Elle détourna les yeux.
- Non.
- Regarde, répéta-t-il. Ce n’est pas une punition. C’est une évidence. Tous ceux qui regardent finissent par y rester. Tous. Même toi.
Et il s’approcha.
Juliette recula, mais il était trop rapide. D’un geste fluide, il posa la loupe entre eux, suspendue dans l’espace, lentement inclinée vers son visage. Un éclair de lumière s’y refléta. Elle sentit son regard happé. Involontairement. Comme si quelque chose l’attirait, la tirait de l’intérieur.
Et alors elle vit.
Pas son reflet. Pas la pièce. Mais une toute autre chose.

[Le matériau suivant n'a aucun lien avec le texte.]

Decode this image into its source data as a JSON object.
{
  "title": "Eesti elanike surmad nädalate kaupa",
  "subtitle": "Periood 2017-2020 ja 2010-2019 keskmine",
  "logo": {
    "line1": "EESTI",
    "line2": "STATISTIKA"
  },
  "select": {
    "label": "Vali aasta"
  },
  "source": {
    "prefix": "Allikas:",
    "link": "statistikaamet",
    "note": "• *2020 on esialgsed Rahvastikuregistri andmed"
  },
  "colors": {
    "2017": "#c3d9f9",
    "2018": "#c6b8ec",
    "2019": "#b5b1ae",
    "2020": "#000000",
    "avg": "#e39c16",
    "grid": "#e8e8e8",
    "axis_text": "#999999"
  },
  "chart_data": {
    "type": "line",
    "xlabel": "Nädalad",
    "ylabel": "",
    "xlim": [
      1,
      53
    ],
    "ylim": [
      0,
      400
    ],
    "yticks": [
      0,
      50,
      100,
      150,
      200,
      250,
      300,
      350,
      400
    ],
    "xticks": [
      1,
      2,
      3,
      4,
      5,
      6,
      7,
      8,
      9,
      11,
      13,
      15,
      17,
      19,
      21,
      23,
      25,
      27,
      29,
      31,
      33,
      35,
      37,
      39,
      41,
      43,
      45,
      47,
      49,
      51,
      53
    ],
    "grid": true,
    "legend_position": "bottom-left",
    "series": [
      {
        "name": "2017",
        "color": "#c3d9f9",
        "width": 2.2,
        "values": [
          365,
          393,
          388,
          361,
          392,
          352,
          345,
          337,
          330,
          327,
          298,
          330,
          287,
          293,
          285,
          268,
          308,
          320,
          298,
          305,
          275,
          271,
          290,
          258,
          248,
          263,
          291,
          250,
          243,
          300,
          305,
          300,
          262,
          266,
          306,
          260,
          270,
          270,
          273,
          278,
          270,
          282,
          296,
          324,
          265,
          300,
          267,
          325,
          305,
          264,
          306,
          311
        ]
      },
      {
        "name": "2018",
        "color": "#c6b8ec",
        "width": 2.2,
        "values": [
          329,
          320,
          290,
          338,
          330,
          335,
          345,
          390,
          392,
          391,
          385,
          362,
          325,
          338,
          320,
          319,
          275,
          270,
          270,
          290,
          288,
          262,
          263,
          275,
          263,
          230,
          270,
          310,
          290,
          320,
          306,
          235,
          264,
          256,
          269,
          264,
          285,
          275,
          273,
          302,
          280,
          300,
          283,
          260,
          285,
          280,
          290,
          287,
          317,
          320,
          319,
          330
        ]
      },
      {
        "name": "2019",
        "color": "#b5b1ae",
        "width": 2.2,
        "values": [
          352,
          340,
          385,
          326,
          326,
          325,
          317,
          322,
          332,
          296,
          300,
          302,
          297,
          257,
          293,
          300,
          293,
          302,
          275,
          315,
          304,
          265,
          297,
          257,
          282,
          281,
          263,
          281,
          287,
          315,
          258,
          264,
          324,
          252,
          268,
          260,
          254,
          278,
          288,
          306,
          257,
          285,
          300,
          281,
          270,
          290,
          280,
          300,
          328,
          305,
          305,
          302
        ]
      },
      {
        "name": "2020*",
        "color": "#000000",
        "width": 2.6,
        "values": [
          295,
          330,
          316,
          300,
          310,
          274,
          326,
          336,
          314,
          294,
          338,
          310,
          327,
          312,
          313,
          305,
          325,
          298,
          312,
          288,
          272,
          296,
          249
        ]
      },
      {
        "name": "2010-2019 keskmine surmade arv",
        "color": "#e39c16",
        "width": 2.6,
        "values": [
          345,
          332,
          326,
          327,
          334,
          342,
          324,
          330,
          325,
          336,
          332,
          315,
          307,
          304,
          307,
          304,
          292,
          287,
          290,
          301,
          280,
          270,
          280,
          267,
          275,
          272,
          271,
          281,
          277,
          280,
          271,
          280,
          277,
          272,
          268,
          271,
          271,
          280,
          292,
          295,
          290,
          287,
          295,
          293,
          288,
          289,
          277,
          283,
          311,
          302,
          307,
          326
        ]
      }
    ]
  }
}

Des visages. Des centaines. Minuscules, prisonniers. Des enfants figés dans un instant d’horreur, de surprise, de résignation. Un monde à l’intérieur du monde. Un univers captif. Et au centre, elle se vit elle-même, déjà en train de se réduire, lentement, comme aspirée dans un tunnel de verre.
Elle hurla. Mais le hurlement ne sortit pas.
Dumas souriait toujours.
- Tu vois ? L’ordre parfait. Le silence. L’immobilité. Le bonheur.
Et au moment où elle sentit sa peau se durcir, où le sol se mit à se dilater sous ses pieds, elle eut une pensée fulgurante, une seule :
Il faut briser la loupe.
Alors elle frappa. Avec toute la force qu’il lui restait.
Son poing heurta la table. Le verre éclata. Un cri, pas le sien, résonna dans l’air. Aigu, inhumain.
Puis le monde vacilla.
Juliette se réveilla dans la rue. Étendue sur le trottoir, le visage griffé, les paumes écorchées.
La maison derrière elle était silencieuse. Mais la véranda était vide.
Plus de vitrines. Plus de lumière. Plus de Dumas.
Elle voulut se relever, mais quelque chose roula hors de sa poche.
Une figurine. Toute petite. Toute fine.
Son propre visage. Son propre corps.
Mais les yeux étaient encore ouverts.